Deux poids, deux mesures ?

Dans son édition du 11 octobre, le quotidien « Washington Post » faisait état d’une conférence organisée à New York, regroupant plus d’une quarantaine de représentants de la société civile arabe, des hommes d’affaires musulmans, des officiels des gouvernements arabes et les représentants des pays du G8. Si tous les participants ont appelé à un changement radical des régimes arabes, considérés comme des régimes anti-démocratiques, l’option américaine du Grand Moyen-Orient n’a pas semblé faire l’unanimité. Cette conférence intervient après moult déclarations de responsables américains assurant que ces projets n’avaient pas pour but d’imposer des valeurs occidentales mais, au contraire, de soutenir les efforts de démocratisation des sociétés arabes. Après l’annonce de la tenue du « Forum de l’avenir » au Maroc, les islamistes du PJD ont officiellement réagi. Dans un communiqué signé par le secrétariat général du parti daté du 10 octobre dernier, « le PJD s’oppose à l’organisation dans notre pays de ce forum qui ne prévoit la participation ni de la Libye, ni de la Syrie, ni de l’Irak, alors qu’est prévue celle de l’entité sioniste », indique le communiqué. Les amis d’Othmani précisent que le « Forum de l’avenir » constitue un « plan américain visant à incorporer l’entité sioniste dans le tissu des peuples arabes et musulmans ». « On ne peut pas accepter la politique de deux poids, deux mesures. Les Américains favorisent le gouvernement israélien malgré les crimes commis contre les Palestiniens. On ne peut pas accepter la présence du Premier ministre israélien sur le sol marocain. D’ailleurs, l’idée d’un Grand Moyen-Orient de M. Bush n’est pas acceptable », précise Lahsen Daoudi, membre du secrétariat général du PJD.


Des choix catastrophiques

Même au sein de l’USFP, l’idée d’organiser une telle conférence au Maroc ne fait pas l’unanimité. Plusieurs députés ont fait entendre leur refus. « Les choix de M. Benaïssa sont catastrophiques pour la diplomatie marocaine. Il est suicidaire de miser uniquement sur les Américains. Nos alliés de toujours, l’Arabie Saoudite et l’Egypte, sont aujourd’hui en désaccord avec nous », regrette ce député socialiste. Et d’ajouter : « Benaïssa est le seul ministre qui refuse de se présenter devant le Parlement. Il n’a d’ailleurs aucun respect pour les élus du peuple ».

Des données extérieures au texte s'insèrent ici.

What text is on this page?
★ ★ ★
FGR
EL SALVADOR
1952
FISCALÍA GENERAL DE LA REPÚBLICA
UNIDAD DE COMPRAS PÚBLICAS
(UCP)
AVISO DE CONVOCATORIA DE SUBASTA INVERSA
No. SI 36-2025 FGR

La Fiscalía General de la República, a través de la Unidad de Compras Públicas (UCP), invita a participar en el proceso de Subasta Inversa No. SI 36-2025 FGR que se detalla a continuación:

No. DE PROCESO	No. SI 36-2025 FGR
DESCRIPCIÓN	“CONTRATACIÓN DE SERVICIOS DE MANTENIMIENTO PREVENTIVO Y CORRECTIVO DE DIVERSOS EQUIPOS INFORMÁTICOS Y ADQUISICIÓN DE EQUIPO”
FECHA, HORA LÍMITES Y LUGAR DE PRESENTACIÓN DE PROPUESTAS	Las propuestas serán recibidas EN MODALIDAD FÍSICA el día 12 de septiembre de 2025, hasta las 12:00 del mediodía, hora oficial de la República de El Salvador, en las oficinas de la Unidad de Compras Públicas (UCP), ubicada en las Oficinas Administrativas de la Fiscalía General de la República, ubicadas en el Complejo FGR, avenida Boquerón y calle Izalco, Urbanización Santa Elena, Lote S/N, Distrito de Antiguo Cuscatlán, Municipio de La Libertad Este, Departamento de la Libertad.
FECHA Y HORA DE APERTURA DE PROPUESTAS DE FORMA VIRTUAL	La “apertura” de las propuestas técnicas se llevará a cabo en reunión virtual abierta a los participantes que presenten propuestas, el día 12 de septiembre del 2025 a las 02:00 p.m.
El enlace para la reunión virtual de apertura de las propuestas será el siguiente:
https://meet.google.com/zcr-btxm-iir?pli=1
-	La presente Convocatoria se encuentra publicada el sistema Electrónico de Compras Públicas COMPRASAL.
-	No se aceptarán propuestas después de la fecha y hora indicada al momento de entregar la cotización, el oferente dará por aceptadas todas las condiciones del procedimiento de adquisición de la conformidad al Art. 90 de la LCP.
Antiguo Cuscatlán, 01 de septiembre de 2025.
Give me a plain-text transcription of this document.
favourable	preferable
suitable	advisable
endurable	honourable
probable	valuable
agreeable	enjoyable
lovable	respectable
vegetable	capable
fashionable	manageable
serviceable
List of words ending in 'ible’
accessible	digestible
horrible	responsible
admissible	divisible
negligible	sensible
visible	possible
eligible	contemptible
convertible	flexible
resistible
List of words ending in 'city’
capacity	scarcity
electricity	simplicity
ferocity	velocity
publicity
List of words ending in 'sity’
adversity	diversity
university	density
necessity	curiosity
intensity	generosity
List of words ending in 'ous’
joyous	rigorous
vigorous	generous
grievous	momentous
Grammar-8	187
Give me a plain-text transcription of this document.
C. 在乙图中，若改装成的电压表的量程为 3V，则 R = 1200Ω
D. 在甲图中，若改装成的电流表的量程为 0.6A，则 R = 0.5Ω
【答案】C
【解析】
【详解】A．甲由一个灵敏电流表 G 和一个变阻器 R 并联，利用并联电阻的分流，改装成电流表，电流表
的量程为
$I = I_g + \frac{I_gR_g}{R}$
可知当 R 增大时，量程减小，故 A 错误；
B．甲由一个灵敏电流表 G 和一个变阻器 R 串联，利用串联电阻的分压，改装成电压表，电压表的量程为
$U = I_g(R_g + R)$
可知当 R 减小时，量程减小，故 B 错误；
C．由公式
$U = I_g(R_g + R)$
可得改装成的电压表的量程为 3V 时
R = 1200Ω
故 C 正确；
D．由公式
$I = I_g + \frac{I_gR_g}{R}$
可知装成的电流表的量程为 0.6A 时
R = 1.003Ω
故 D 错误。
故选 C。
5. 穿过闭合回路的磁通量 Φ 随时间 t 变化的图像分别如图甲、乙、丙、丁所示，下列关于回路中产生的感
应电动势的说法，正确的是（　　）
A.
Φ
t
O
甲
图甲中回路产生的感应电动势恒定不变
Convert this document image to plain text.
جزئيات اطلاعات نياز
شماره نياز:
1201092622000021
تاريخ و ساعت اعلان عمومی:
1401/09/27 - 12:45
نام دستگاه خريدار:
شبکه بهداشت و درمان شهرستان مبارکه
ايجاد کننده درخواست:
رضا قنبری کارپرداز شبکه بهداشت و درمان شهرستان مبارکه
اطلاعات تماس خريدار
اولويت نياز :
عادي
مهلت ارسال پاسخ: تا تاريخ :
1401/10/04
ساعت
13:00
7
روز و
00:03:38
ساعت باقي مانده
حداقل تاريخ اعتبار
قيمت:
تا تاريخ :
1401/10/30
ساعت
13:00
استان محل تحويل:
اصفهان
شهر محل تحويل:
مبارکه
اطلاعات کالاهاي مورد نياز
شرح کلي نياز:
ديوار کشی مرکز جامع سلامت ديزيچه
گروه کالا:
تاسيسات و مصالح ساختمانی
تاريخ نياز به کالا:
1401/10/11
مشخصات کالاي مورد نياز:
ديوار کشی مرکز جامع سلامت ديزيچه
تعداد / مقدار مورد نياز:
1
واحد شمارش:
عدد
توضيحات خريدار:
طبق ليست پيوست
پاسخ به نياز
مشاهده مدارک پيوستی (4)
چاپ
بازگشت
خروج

Le bureau politique de l’USFP devra d’ailleurs se réunir pour statuer sur le sujet. Mais la majorité des cadres du parti rejettent l’approche américaine. A droite, les choses sont beaucoup plus nuancées. « Nous n’avons pas encore tranché. Le secrétaire général décidera de la date pour examiner ce sujet... », explique M. Ameskane, du Mouvement Populaire. Même si tous les partis politiques marocains ne sont pas d’accord sur la ligne à suivre ils sont, pour le moins tous embarrassés par les choix de la diplomatie marocaine. Reste à savoir si leur avis pèsera lourd lors de la prise de décision.